Oleh karena itu kurangi melawan orang tua kalau bisa hilangkan, karena mengurus anak itu capek. Coba kalau disuruh cuci piring, ada saja jawabannya, nanti, Ma, capek, Ma, sabar, Ma, baru putus, Ma. Yang putus hati, bukan tangan.
Coba kalau dikasih uang untuk beli kuota, cepat geraknya. Langsung bilang, makasih, Ma, Sayang mama, mama baik banget---pret bulshit. Self reminder.
Sudah besar, harus bisa bantu mama---kerja di rumah duriduridamdamduriduridam. Kamu makannya apa? Tempe! Saya juru bicara.
"Sebenernya gue tuh keponakan mereka, Nyokap Bokap gue meninggal seminggu yang lalu gara-gara dibunuh.

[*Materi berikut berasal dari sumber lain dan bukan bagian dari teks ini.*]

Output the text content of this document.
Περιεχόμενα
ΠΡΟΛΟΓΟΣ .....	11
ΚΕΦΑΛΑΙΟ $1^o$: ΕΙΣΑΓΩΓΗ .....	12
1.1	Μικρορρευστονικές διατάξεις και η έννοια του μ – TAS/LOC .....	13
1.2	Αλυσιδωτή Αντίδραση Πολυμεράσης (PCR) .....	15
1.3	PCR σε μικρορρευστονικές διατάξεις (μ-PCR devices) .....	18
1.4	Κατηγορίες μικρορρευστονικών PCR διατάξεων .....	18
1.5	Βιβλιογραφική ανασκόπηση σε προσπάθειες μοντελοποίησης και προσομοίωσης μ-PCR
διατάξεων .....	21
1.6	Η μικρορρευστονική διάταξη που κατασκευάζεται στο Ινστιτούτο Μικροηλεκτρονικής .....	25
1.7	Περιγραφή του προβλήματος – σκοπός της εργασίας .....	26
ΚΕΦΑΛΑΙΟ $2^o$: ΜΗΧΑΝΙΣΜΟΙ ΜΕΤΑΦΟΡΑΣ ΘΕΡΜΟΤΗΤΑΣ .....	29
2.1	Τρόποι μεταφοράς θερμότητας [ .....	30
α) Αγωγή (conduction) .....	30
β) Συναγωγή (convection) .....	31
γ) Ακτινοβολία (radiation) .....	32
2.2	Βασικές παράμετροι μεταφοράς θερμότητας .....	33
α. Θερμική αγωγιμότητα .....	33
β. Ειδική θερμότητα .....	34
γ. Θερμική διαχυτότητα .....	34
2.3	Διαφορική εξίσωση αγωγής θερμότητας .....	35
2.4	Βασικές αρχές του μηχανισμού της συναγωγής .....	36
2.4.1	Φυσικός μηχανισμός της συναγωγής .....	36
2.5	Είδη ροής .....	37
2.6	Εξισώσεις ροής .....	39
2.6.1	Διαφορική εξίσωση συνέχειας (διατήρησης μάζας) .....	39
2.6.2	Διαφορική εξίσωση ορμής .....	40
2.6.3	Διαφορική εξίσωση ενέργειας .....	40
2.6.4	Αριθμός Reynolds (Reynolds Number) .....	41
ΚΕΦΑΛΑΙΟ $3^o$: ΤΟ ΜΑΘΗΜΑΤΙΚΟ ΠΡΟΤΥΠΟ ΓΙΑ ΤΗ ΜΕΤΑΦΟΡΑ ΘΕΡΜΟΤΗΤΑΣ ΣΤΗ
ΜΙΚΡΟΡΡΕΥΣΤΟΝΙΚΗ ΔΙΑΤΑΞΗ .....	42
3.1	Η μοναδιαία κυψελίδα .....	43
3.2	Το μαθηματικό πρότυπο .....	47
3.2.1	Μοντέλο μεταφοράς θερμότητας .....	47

Jadi, mereka ngangkat gue sebagai anak," jelas El santai.
"Sorry, El." Galih dan Nafla merasa tidak enak.
"It's ok." Suasana mendadak canggung.
"Cewek gue naksir sama lo, El," ucap Galih to the point memecah kecanggungan.
Bangsat memang! Mecahin kecanggungan sih oke. Tapi jangan gue jadi tumbal! umpat Nafla dalam hati.
"Gue sih belum, ga tahu kalo besok." Galih berdecih mendengar jawaban Elridho bak Dullah itu.
"Lu kata Dilan!"
"Tapi cewek lo cantik. Gua gak bisa jamin gue gak suka sama dia,"
"Ambil aja," sahut Galih.
pletaaak
Ucapan Galih dihadiahi jitakan oleh Nafla. "Lo emang b*****t, Gal!"
Galih mengelus dengkulnya yang dijitak Nafla, "sakit, Yang. Kenapa? Mau dipertahanin?" Nafla memutar bola matanya malas.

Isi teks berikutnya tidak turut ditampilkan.